Lenin’s obsession with power has been the subject of libraries of books, but I intend to touch only on the national question and his dispute with Rosa. The kernel of ‘The Right of Nations to Self-Determination’ (RSD) is that minorities, if they are of size and geographic focus to be able to survive as a state, have the right to choose. Lenin does not offer blanket advice for or against separation; that depends case by case, one size does not fit all. Ceylon Tamils, Catalans, the Scots and the Taiwanese, need to be discussed individually. But RSD does say: "In the end, let them choose themselves".

Rosa wrote off all this as tosh. For heaven’s sake the party of world socialism, the beacon of the future, could not hark back to a pre-capitalist cave! We have to look forward to a world in which humanity pools its social and productive abilities (cultural and linguistic identities must be protected); socialism means global accord. She would have campaigned against Brexit and stood for a Socialist United States of Europe to replace the EU.

Lenin was a strategist, Rosa a visionary. Though the difference seems philosophical there was a tactical side. In vast Russia the proletariat was a minority, the huge peasant mass plus small nations a majority. For revolution – ending Tsarist oppression of workers, peasants and minorities - an alliance with the peasantry and the small nations (national minorities) was imperative. Hence land to the peasant, RSD for the nations. It worked; unsurprisingly not a single minority nation (Finland was a special case) chose to leave the union; all joined the USSR.

Tactical imperatives in Germany and occupied Poland were opposite to Russia. National unification, especially in Germany, was long complete. The task in the eyes of the German and Polish Social Democratic Parties and their famed leaders, Bebel, William Liebknecht and Rosa, was to go forward to a socialist order. Rosa in particular was adamant that Germany and her Poland are better off united. This crystal-clear vision was half a century before the European Union.

Political circumstances in Lanka pose both issues; national unification, that is reconciling all communities, and the challenges of development in a modern world. However, Lanka is at the stage where economic advancement to meet the needs of all peoples cannot advance without national unification – that is the lesson of a 30-year civil war. "Solving the national question" (to put in formula terms), the Leninist ring of fire, is what we must of necessity pass through before we can sight Rosa’s promised land.

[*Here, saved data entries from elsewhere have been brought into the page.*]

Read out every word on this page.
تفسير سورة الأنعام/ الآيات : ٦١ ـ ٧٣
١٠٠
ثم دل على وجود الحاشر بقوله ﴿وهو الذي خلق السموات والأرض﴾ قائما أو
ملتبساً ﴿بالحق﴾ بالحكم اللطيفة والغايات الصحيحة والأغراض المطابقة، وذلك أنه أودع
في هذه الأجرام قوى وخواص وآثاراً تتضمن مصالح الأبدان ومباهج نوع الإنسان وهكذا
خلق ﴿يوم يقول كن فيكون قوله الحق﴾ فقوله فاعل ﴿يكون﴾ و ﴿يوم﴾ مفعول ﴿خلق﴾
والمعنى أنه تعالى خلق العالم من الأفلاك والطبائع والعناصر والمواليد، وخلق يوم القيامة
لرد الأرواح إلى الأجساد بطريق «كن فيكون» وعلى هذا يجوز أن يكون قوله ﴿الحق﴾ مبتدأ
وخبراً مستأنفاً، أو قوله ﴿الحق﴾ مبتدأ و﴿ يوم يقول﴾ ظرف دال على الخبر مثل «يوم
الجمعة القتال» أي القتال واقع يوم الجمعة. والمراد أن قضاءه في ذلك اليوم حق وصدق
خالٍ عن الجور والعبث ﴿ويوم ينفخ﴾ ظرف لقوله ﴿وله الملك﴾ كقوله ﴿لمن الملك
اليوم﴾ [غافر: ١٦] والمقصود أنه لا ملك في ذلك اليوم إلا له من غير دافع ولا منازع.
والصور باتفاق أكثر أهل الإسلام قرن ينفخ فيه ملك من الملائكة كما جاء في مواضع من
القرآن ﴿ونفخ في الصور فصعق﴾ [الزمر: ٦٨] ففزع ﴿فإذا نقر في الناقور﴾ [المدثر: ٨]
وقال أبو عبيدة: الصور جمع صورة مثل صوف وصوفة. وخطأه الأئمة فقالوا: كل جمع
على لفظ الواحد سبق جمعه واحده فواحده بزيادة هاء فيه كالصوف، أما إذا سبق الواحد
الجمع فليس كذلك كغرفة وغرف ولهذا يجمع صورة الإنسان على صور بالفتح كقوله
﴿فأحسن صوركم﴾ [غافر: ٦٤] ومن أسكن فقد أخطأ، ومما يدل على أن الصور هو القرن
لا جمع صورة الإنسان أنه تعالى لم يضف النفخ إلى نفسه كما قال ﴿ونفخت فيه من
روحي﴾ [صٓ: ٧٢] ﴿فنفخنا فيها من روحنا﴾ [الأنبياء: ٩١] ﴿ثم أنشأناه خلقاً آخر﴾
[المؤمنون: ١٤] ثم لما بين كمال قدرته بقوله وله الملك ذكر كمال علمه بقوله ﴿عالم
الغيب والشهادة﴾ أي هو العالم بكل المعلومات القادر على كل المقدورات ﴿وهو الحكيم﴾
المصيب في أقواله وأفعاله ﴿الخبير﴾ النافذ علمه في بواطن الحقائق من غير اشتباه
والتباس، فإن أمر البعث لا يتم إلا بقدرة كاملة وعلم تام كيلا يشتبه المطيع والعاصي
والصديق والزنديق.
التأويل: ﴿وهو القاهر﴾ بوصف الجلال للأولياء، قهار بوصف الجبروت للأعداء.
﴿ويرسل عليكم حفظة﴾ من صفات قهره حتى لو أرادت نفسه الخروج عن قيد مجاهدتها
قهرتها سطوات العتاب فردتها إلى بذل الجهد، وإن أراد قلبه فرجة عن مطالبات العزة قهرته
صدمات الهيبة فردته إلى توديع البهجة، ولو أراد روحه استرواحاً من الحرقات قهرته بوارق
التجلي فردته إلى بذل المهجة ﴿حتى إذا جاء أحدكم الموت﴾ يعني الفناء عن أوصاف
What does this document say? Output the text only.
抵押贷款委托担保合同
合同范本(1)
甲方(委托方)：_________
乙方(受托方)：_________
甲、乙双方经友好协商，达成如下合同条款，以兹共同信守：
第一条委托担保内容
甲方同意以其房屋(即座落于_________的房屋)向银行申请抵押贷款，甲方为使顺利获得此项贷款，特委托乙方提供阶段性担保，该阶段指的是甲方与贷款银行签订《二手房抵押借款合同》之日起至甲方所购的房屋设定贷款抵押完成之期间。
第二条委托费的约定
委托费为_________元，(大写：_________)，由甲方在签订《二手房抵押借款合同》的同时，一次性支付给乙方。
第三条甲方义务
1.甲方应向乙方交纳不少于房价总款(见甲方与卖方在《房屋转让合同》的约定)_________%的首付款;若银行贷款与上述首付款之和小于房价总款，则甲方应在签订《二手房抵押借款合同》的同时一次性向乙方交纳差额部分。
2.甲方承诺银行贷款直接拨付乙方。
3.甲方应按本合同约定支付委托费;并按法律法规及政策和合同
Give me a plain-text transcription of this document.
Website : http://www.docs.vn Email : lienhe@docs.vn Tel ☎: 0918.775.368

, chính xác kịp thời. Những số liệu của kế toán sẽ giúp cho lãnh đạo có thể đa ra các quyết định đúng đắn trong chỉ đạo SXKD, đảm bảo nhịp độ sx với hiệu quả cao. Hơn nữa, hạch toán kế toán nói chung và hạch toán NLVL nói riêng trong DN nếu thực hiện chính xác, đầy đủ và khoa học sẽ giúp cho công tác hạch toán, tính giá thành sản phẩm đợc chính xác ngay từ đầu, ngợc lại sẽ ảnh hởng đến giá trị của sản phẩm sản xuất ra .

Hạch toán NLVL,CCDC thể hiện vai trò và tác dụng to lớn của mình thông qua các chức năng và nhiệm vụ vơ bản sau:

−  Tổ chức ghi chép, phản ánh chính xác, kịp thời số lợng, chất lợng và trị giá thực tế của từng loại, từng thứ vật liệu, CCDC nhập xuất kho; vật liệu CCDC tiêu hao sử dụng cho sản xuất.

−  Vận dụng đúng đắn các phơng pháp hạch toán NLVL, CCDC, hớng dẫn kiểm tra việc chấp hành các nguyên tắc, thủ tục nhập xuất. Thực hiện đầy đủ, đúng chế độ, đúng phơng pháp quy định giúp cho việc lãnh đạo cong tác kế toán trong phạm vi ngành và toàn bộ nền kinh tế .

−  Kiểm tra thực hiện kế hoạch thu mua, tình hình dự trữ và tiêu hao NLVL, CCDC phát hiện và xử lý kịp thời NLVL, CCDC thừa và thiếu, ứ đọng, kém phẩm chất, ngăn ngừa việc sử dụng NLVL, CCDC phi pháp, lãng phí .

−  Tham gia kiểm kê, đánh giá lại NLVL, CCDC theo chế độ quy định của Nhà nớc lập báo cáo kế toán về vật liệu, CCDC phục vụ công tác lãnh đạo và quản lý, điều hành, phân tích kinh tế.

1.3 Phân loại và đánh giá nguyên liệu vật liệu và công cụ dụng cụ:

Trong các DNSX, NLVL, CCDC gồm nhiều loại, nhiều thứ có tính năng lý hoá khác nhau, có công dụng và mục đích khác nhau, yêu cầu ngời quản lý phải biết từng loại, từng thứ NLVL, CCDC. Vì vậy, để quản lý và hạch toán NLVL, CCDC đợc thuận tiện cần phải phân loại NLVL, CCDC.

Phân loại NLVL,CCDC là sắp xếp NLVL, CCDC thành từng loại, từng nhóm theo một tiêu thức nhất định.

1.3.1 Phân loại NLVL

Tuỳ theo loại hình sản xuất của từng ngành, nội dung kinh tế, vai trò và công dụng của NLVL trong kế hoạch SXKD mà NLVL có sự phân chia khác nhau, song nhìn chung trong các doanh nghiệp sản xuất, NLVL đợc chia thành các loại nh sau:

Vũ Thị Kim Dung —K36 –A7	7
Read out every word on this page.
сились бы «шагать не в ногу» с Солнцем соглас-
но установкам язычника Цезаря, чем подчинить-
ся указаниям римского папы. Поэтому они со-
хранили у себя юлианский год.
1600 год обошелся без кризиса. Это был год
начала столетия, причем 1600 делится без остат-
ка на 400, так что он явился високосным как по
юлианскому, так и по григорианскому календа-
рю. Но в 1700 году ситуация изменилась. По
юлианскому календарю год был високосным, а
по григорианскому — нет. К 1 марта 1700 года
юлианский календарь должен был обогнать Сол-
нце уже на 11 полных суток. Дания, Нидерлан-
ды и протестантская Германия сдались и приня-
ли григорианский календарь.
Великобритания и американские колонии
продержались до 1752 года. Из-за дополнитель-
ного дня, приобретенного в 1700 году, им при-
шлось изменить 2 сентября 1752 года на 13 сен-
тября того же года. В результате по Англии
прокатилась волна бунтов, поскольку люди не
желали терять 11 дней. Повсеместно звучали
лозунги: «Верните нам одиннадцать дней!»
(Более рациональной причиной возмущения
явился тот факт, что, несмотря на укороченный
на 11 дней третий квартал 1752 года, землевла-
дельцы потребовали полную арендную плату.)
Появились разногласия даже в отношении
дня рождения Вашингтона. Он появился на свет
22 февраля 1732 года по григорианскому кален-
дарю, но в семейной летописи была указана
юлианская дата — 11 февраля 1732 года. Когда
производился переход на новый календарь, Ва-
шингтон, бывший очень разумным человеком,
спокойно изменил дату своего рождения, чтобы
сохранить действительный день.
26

We have an obstacle to surmount; the racism and atavism of Mahinda Rajapaksa’s bid for power; frontally, or from behind a facade. Feb 10 showed that about 60% of Sinhala-Buddhists (SB) identified electorally with MR and his double-agent Sirisena; the minorities rejected them tout court. On the other side were, say 35% of SB voters (more if you count UNPers who abstained ‘to teach Ranil a lesson’) and nearly 100% of all minority peoples. To cobble together an alliance to defeat an MR front-man at a presidential poll and secure an (at least) hung parliament is doable as all political actors are now alert. But this entails a conundrum; all the minorities plus a minority of the majority, defeating a majority of the majority. There is time enough to change this and secure a more even split of the majority community, but even otherwise the resulting state will be constitutionally lawful. It will also be politically stable if the government of the day is determined, committed to the categorical imperative of a plural nation and does not shrink. It will not work if it lacks an iron-will and pussy-foots, as it did in the last three years, trapping itself in the double-bind of playing both sides. Wonder whether Ranil, rid of the Sirisena pestilence, can show nerve on this last chance?